Biased Coverage (?)

RECEIVED Wed., May 4, 2005

Dear Editor,
    I bumped into Michael King at a press conference called by the Austin Toll Party and one of our endorsed candidates for council, Wes Benedict. Wes filed suit alleging that the Real Estate Council of Austin is laundering money through the police union to support their favored candidates: Leffingwell, Knaupe, and Dunkerley. Why would RECA hide behind the badge? Because word is getting out that they're prime movers of the toll plan!
    King raised the same silly charge he raised last week about our supposedly violating the local campaign finance laws – the $100 limits I helped pass [“Point Austin,” News, April 29]. Some people are upset that we are using our list – a petition list gathered by volunteers across the city last year. We do not believe the list has the commercial value that some are attributing to it; suffice it to say, however, that if that's true, the so-called "violation" we're talking about amounts to about $88!
    But, the Chronicle is hot on the case. Meanwhile, leaders of the Real Estate Council have been sending money through the police union PAC in lumps of up to $2,000. The Statesman said this is not a violation of the $100 limit!
    Why do you think RECA and the police union bosses think our lists are so valuable? Answer: They represent ordinary people across this city who continue to go out and talk to their neighbors. That is something that money – even RECA's money – cannot buy.
    We hope to continue to further a voter revolt in this city, with or without biased coverage from the Chronicle.

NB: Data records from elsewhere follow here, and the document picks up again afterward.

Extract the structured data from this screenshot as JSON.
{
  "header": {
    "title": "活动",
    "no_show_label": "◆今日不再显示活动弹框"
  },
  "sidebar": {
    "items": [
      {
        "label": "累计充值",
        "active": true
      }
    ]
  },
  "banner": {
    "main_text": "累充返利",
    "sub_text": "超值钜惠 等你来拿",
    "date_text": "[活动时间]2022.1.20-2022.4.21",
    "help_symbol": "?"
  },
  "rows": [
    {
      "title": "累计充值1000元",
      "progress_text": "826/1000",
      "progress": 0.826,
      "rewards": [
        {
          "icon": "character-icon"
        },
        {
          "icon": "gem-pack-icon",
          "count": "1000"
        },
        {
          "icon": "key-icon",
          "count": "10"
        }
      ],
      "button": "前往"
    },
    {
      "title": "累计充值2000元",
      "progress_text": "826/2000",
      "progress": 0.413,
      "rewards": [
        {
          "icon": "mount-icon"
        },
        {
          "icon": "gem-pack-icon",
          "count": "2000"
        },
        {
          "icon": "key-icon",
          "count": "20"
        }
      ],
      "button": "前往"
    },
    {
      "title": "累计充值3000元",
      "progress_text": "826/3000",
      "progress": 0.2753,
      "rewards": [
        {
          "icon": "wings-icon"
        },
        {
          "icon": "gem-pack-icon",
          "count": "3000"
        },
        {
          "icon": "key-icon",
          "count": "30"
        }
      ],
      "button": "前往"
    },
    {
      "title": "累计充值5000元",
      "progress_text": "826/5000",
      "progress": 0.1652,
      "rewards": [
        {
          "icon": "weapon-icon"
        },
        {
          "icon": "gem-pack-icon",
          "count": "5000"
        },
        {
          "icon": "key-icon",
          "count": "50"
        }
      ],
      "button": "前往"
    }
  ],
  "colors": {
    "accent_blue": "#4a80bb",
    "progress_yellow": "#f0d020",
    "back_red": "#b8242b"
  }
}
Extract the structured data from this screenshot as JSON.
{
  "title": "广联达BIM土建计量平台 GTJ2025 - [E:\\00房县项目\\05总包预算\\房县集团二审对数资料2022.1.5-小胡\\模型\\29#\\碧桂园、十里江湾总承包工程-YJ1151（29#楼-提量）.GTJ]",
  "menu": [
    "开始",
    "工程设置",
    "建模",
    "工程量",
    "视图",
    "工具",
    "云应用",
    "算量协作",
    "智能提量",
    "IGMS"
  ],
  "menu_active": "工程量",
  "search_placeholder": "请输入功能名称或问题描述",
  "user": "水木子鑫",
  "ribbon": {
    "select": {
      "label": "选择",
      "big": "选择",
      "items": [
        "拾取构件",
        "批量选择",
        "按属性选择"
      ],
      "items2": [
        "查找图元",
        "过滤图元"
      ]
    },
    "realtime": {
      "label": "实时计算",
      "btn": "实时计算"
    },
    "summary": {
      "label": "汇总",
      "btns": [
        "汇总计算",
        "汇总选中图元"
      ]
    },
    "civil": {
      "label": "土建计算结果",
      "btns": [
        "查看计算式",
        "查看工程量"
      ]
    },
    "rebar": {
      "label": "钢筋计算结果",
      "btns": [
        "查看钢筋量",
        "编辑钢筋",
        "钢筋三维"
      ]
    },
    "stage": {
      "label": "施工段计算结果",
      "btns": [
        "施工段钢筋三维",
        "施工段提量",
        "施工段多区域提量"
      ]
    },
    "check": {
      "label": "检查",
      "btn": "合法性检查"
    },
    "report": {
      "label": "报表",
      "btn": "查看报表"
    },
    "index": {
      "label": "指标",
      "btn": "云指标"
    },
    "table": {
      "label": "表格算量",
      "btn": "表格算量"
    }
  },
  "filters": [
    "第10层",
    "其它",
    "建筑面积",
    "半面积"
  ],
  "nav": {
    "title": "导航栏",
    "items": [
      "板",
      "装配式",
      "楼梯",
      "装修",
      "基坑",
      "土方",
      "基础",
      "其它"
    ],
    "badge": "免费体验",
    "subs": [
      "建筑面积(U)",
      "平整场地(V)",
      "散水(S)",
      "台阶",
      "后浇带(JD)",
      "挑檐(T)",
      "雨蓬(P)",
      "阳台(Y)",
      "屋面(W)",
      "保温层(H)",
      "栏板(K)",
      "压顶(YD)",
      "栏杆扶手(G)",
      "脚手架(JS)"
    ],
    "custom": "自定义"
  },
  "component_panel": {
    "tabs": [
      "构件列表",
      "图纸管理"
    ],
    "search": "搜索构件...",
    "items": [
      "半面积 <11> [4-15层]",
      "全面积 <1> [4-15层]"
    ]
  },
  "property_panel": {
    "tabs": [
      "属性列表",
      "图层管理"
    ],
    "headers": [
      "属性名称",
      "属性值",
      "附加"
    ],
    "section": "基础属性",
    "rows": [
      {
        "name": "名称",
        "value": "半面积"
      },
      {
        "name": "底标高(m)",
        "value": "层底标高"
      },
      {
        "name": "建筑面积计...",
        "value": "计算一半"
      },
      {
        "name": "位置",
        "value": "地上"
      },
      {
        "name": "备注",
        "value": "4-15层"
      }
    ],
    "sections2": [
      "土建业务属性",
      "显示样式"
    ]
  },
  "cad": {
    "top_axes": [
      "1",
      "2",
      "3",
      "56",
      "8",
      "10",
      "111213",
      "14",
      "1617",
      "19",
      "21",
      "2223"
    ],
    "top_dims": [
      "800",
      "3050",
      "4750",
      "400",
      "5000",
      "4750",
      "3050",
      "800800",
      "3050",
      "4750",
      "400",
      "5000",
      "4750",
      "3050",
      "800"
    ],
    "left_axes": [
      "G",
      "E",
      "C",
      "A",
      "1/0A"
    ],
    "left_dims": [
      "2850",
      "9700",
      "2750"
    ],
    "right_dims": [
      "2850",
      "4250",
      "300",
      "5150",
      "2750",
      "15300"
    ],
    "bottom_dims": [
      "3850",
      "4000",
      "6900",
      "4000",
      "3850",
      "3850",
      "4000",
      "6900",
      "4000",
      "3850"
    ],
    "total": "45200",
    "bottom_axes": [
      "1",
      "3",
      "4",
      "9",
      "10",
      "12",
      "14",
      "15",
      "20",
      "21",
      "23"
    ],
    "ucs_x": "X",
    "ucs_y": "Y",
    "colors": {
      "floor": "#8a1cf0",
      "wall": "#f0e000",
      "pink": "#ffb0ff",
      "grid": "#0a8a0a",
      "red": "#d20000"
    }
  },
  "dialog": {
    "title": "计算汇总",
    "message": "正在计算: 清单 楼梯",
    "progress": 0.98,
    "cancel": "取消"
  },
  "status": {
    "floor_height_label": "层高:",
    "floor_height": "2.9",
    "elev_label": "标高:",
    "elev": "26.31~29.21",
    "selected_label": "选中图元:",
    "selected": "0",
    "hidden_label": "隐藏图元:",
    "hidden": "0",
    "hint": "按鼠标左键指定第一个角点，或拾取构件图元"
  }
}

Linda "for a little more honesty" Curtis
   [News Editor Michael King responds: Actually, Linda Curtis didn't "bump into me," she interrupted me when I was trying to cover her organization's press conference, where apparently only softball questions are in order. That's OK, but her studied pose of innocent bystander is getting very, very old. Curtis employs the common political standard for campaign finance violations: "When our opponents do it, it's an outrage; when we do it, it's a 'silly' nothing." I agree with her that the RECA/APA practice represents a greater present danger to the election system than the Toll Party's transgressions (although she apparently wants us to report it before it happens – see today's News section, "Full Disclosure: Here Comes the Late Money"). But that certainly doesn't mean she doesn't have to abide by the same campaign finance laws she applies to the competition. Curtis is a paid political consultant, and at least some of her "volunteers" were paid $1 a signature for a list that exceeds 20,000 names. She now wants to wish away the list's actual value – although one of the campaigns receiving her contribution has since rejected it. And she is inevitably the first to accuse those who disagree with her of being not just wrong, but corrupt (or, in our case, "dishonest"). Such inflated rhetoric may bring out the troops, but it also contributes to the debasement of the political debate.]